Take the other day...
Georgia the Dog is many things. And one of those things, is gassy. I have been around dogs for the better part of my youth, and yet I have NEVER come across a dog as flatulent as this one. And they aren't the cute little pipsqueak farts, they are the rank old sour Puppy Chow kind that infect the air so that you are left gasping on the floor (sorry, didn't warn you if you were eating).
So I was just getting up from the couch when I leaned right into a fresh air-bomb that left me gagging. I reached for the ever-ready air freshener (and when you need an air freshener like an asthma inhaler, I think you know you have a problem) and sprayed it all around me. Only problem was I sprayed just as the heater kicked on so the fresh mountain scent was blown directly back into my face. I swung my arms like an orangutan trying to keep both the chemicals and toxic gas from choking the life outta me, and I had to wonder....someone must be enjoying moments like this, right?
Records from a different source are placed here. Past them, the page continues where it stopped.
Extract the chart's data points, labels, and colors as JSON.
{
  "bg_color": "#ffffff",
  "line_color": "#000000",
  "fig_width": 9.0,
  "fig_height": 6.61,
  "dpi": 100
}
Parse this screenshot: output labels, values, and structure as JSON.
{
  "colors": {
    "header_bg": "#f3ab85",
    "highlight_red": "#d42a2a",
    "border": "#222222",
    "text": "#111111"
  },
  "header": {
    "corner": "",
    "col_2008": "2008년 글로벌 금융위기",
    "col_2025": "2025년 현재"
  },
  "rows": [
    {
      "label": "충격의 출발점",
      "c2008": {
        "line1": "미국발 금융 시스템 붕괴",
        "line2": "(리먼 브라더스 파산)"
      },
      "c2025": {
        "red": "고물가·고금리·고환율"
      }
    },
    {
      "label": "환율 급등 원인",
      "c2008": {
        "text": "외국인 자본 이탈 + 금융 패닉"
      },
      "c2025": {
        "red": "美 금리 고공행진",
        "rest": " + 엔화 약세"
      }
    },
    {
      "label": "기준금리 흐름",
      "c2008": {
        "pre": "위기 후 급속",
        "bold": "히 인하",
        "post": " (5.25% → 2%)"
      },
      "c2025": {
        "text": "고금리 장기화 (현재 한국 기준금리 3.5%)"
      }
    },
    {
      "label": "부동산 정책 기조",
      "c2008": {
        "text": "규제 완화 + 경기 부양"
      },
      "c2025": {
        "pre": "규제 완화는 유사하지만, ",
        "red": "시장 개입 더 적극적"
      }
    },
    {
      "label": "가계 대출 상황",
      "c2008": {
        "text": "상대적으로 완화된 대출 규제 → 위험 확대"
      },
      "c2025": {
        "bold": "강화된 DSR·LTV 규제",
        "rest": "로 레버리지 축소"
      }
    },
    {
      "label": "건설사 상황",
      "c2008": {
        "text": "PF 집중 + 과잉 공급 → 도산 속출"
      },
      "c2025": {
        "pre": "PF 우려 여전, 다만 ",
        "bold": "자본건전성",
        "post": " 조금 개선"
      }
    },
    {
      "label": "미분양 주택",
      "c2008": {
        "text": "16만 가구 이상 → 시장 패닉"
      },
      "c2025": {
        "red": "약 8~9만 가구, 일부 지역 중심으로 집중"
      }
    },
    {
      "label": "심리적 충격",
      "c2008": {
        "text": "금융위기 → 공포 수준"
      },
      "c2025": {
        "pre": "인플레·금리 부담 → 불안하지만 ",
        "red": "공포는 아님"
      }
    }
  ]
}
Of course, in those instances you can at least take in the comfort that no REAL person is witnessing your worst moments. The same can not be said when you are out in public and Embarrassment singles you out.
Tonight my friend Ash invited me to accompany her to her gym. We spent a few minutes on the treadmills but then decided to give the ellipticals a go. I was a tad unsure as we noticed the only available machines with two next to each other were right in the front row, with at least 3 or 4 rows behind us. Still, we each took one and after she was finished with her workout I still had a few minutes left on mine. She mentioned she was going to work on her arms and left while I was huffing and puffing, trying not to pass out.
As I was trying to bang out the last few minutes I kept getting the feeling my pants were creeping down. They are not especially low exercise pants, but where the seam was kept making me think my pants were falling and exposing my underwear. So much so in fact that I casually tried to pull them up, just to make sure. Then in the distance I swear I heard a tittering of laughter. Now if you are at all like me, when you hear laughter in the background, no matter where you are, you automatically think it's at you. The feeling and fear of exposure returned so often that I started to not even fake it, and just kept yanking my not-even-falling-down pants up, till I probably looked like It's Pat on an elliptical.
As my workout concluded and I gave one final tug at the waistband, I began to think that maybe there is a force out there that gets some enjoyment out of seeing us in brief moments of embarrassment. And maybe the reason these moments are deployed around each other is to make sure none of us ever takes ourselves too seriously. Just make sure your pants stay up.